Цаппи поспешно расстелил на льду брюки Мариано. Самолет вынырнул из облаков и пошел прямо на льдину.
— Двигайся, Мариано, двигайся!.. Они должны нас заметить! Они обязаны нас заметить!..
Цаппи прыгает, размахивает руками, орет как безумный. Мариано из последних сил машет руками. Самолет проносится над льдиной, на его крыльях горят красные звезды.
Самолет делает несколько кругов, затем, покачав крыльями, чтоб потерпевшие знали: их видят, уносится прочь…
…Самолет Чухновского.
— Их трое, — говорит Шелагин. — Это группа Мальмгрена.
— Да, — растроганно подхватил Чухновский, — друзья, мы нашли их!..
— А если попытаться сесть? — азартно предложил второй пилот Страубе.
— Верная гибель, — хладнокровно заметил Алексеев. — Но почему мы не сбросили продовольствие?
— Сытость также убивает, как голод, — отозвался Чухновский. — Из троих только один держался на ногах — крайнее истощение. Пусть уж их накормят на «Красине» по всем правилам медицины. — И с ноткой торжественности добавил: — Передайте Самойловичу координаты Мальмгрена.
В то время как Алексеев передавал на корабль радостное сообщение, Чухновский пытался вывести самолет из тумана. Это ему не удавалось: непроницаемый полог задернул ледяную броню океана.
— Координаты приняты, — доложил Алексеев. — Поздравляют с успехом, обнимают, целуют…
— Какая у них видимость?
— Видимость плохая, на льду разложены костры, — ответил Алексеев. — Предлагают немедленно вернуться.
Самолет закутало в туман, как елочную игрушку в вату, полет происходит вслепую.
— Сообщите: пока у нас есть горючее, будем продолжать поиски Амундсена и Алессандрини…
На какой-то миг из тумана проглянули льды; черная широкая полынья, и вновь все исчезло в молочной мути.
Самолет по-прежнему шел в густом тумане, но порой в этом тумане возникали словно бы глубокие колодцы. И Страубе углядел на дне такого колодца алую точечку.
— Красная палатка! — вскричал он с волнением. — Словно капелька крови!..
— Подтвердите координаты красной палатки, — сказал Чухновский летнабу.

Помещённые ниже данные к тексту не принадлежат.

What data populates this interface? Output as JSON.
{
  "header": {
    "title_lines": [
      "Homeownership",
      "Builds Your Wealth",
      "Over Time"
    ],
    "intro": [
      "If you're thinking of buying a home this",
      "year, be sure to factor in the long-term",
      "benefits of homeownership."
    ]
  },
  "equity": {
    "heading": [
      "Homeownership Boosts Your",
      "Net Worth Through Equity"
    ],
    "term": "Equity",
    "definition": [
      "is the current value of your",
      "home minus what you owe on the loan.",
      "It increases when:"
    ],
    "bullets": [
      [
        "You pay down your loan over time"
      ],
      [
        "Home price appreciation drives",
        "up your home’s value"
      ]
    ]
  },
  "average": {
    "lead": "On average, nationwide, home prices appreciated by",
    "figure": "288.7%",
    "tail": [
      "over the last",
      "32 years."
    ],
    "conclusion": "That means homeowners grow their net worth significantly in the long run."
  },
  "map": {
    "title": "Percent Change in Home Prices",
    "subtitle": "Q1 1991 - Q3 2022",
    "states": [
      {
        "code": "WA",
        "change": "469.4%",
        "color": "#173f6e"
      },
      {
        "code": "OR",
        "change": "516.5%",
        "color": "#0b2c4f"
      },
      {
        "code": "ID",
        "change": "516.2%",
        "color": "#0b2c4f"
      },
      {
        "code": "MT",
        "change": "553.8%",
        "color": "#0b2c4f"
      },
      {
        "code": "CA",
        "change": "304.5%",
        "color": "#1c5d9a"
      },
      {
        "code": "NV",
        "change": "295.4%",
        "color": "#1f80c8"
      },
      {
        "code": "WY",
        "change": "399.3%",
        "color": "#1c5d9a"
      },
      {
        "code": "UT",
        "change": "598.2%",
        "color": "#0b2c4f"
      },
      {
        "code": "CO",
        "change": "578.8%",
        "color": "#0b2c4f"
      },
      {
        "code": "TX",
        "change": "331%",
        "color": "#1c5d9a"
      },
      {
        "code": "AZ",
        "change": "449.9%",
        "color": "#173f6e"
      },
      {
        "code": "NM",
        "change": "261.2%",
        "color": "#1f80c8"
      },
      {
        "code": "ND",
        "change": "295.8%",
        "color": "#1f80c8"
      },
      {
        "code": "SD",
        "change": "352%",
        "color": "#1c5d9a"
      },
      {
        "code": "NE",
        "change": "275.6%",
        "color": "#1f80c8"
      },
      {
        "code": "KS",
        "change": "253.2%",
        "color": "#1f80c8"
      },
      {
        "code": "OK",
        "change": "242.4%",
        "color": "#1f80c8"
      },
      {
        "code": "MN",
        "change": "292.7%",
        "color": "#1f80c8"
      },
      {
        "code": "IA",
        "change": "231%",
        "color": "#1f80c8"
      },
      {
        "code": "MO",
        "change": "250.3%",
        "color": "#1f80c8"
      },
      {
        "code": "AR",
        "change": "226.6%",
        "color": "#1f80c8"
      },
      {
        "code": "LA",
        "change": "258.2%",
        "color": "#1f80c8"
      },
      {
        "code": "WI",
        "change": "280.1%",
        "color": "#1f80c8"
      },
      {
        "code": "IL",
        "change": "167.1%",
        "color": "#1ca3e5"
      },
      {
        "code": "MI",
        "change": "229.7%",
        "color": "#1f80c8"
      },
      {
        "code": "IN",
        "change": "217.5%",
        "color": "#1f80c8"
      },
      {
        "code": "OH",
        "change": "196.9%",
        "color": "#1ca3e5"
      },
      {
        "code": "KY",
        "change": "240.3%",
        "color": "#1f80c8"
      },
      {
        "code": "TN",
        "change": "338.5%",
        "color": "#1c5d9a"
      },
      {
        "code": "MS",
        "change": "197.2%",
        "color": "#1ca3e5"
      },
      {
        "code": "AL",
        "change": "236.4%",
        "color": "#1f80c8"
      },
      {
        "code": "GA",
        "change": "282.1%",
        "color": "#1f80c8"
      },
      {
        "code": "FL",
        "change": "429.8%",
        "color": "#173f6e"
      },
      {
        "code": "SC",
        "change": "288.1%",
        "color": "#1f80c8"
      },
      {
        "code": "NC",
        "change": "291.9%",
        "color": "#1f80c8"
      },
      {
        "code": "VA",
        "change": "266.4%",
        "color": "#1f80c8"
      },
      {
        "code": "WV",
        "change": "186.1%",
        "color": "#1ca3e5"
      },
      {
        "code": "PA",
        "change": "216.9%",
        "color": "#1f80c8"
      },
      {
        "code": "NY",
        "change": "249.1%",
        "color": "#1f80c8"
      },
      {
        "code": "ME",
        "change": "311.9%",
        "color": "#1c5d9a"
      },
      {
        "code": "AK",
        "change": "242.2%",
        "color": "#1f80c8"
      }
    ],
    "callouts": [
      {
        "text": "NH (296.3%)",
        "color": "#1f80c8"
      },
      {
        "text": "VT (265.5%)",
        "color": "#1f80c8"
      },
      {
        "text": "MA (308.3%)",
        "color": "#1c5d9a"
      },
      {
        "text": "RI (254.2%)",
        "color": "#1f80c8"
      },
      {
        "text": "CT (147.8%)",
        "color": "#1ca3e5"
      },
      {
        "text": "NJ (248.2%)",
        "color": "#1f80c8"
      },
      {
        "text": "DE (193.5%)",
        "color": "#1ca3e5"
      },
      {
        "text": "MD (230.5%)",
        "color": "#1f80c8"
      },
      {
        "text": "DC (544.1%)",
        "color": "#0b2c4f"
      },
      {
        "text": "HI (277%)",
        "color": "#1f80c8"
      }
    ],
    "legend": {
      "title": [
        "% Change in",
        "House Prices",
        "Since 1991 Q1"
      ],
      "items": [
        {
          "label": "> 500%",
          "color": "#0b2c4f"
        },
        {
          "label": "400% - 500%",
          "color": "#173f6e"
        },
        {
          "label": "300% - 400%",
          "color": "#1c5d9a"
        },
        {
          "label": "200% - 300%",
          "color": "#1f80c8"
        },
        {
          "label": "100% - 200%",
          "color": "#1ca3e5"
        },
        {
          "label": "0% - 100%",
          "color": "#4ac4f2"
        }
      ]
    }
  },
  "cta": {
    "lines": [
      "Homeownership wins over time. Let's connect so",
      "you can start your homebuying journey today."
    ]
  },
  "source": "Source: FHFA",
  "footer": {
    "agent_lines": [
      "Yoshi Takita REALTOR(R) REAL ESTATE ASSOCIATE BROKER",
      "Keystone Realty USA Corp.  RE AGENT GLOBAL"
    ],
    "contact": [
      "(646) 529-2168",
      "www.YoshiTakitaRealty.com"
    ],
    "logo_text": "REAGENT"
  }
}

— Горючее на исходе, — заметил Страубе.
— Черт бы побрал прожорливость этих моторов! — в сердцах сказал Чухновский. — Где мы находимся?
— В районе Семи островов.
— Постараемся дотянуть до базы…
Но берег возник из тумана так внезапно и так близко, что от него уж не уйти было в высоту. Да и не на чем — горючее кончилось.
И все же Чухновский попытался поднять самолет. Мотор задыхался, поглощая последние капли бензина. Затем начались перебои, машина рывками теряла высоту.
— Сообщите, идем на посадку в районе Семи островов…
Все ближе шипы торосов, острые, как акульи зубы. Сесть здесь — это значит наколоть самолет на один из шипов, словно бабочку на булавку. Но летчик высмотрел чистый просвет между торосами, очень узкий, очень короткий, и со снайперской меткостью вогнал туда самолет. Большому и сильному «юнкерсу» требовалась посадочная дорожка куда длиннее. Толчок, удар, треск, снова удар. Враз отлетели оба винта, лопнуло шасси.